Marx juga menggarisbawahi bahwa ideologi tidak pernah bersifat netral; selalu ada fungsi tertentu yang dilayani oleh ideologi, yaitu untuk melegitimasi struktur politik dan sosial yang ada. Dalam konteks ini, seni dianggap sebagai bagian dari ‘superstruktur’ masyarakat, yang termasuk dalam ranah ideologi. Seni, menurut Marx, bukan hanya untuk keindahan semata tetapi juga sebagai alat dalam pembentukan dan pemeliharaan ideologi.

Sebagai tambahan, Terry Eagleton—seorang teoritikus sastra—menunjukkan bahwa dalam menganalisis karya sastra, tidak cukup hanya melihat pada konteks sosial pembuatannya saja. Kita juga harus mempertimbangkan ‘dunia ideologi’ tempat karya tersebut berada, serta bergerak bolak-balik antara teks sastra dan konteks ideologis untuk memahami sepenuhnya makna dan tujuan dari karya sastra tersebut.

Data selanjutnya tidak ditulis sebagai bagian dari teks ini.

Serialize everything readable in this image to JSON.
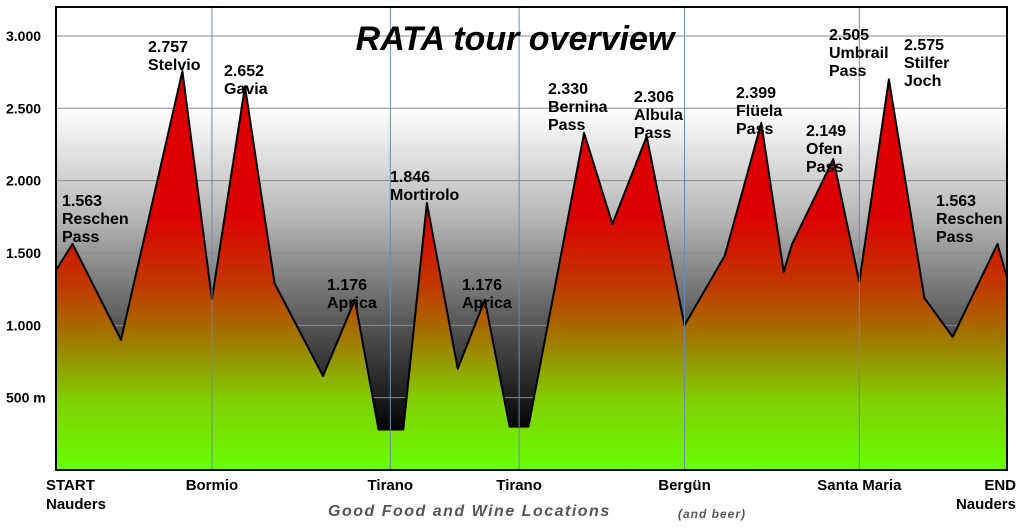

Foto Karl Marx, 1861, melalui Wikimedia Commons

Pertimbangan lain yang tidak kalah penting adalah psikologi dari penulis itu sendiri. Memang benar bahwa karya seni seringkali mencerminkan pengalaman pribadi dan pandangan dunia seniman, yang mana bisa memberikan wawasan yang berharga tentang motivasi dan tujuan seniman dalam menciptakan karyanya. Namun, dari perspektif Marxis, penting untuk diingat bahwa psikologi seorang penulis juga dipengaruhi oleh masyarakat dan kondisi historisnya. Oleh karena itu, dalam kajian sastra, biografer dan kritikus sastra perlu mengintegrasikan pemahaman ini dalam pendekatan mereka terhadap penulis dan karyanya, melihat bagaimana faktor eksternal dan internal berinteraksi dalam proses kreatif.

c. Sastra dan Ideologi

Terry Eagleton, dalam menulis tentang kritik sastra Marxis, menekankan bahwa Marxisme tidak hanya berfokus pada membedakan antara karya seni dan proses produksi yang mengondisikan penciptaannya, melainkan lebih pada mengakui bagaimana kedua aspek tersebut saling bersatu. Dalam pandangan Marxis, seni tidak hanya merupakan cermin yang transparan dari kondisi sosial, melainkan juga arena di mana ideologi dianalisis dan diungkapkan dengan cara yang kompleks dan mendalam.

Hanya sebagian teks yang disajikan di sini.